JF&CS News December 2015

School isn’t always easy for kids. There are a lot of rules and expectations. Even snack time can be a challenge. In one Central MA classroom, a teacher left snacks out for students to enjoy later. One little boy, a recent arrival from another country, helped himself to snacks all day. His teacher thought he was hogging the food.

Kids who are stressed or having trouble sitting still can show it in all kinds of ways – from talking during class to fighting on the playground – or even eating snack at the wrong time. If you Google “behavior problems in school” you’ll get almost fifty-five million results.

But helping students thrive is not just a matter of reading opinions online. Making sure that each child gets the support he or she needs requires a hands-on approach that carefully takes each student, family, teacher, and classroom into consideration. That’s where the JF&CS School-Based Consultation program comes in.

“The goal is to support public school teachers who have kids who are exhibiting challenging behaviors that are interfering with academic success,” said Gail Epstein, JF&CS School-Based Consultant. “We also look at the whole classroom to design strategies that help behavior management.”

Research shows that students with developed social, emotional, and behavioral skills demonstrate higher levels of academic achievement. And yet many school-based interventions focus exclusively on academics or already existing mental health concerns.

In contrast, JF&CS School-Based Consultation offers a collaborative approach to help kids succeed in school that focuses on social and emotional competency. The first step is an observation of the child’s classroom by Gail to get an impression of his or her behavior and interaction with teachers and other students. This helps develop an understanding of some of the obstacles the child may face in learning in that environment. Gail then carefully tailors her recommendations to the specific needs and concerns of the student, classroom, and school.

The program provides services to two public schools in Worcester as well as Jewish preschools and religious education programs in Central MA.

“Teachers have incredible academic demands on them and, in the two Worcester public schools I am working with, they’re also presented with challenging behaviors, large class sizes, and cultural differences. The teachers are responsible for the health and well-being of the classroom,” said Gail. “I support teachers by offering a large toolbox of strategies.”

And teachers are enthusiastic about the program. “The services were wonderful and very helpful. My class has made desired improvement. It has helped my teaching instruction,” said one public school teacher. “Gail has provided our staff and families great support,” added another. At the JCC preschool, one administrator noted, “Classroom teachers have used the suggested tools and advice from Gail to manage and be more effective in the classroom.”

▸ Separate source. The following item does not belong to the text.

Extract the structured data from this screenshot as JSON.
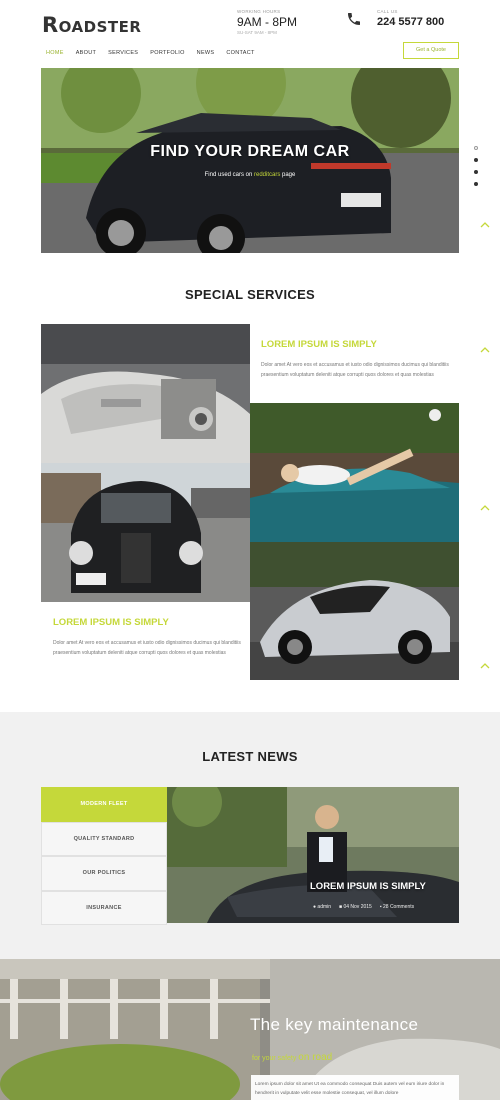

“We try to relay information to teachers in an approachable and non-threatening way. Teachers respond to that,” said Deb Shrier, Director of Community and Program Development in Central MA.

“The goal is that the child will learn by the new skills introduced and that they will carry what they learned on to the next grade,” said Deb. “Teachers and children will benefit long after our program was involved.”

The School-Based Consultant is currently collaborating with Rabbi Aviva Fellman at Congregation Beth Israel in Worcester to create a Jewish parenting program. The program will help parents use Judaism to guide them by integrating the program’s strategies with Jewish texts. Gail’s focus is on helping parents learn child development and techniques for guiding behaviors.

“Expanding School-Based Consultation to the religious schools and preschools has been great for the agency because it gives us another way of supporting our local Jewish organizations in the community,” said Deb. “Without these resources, some children wouldn’t be able to remain in the classroom and experience Jewish learning.”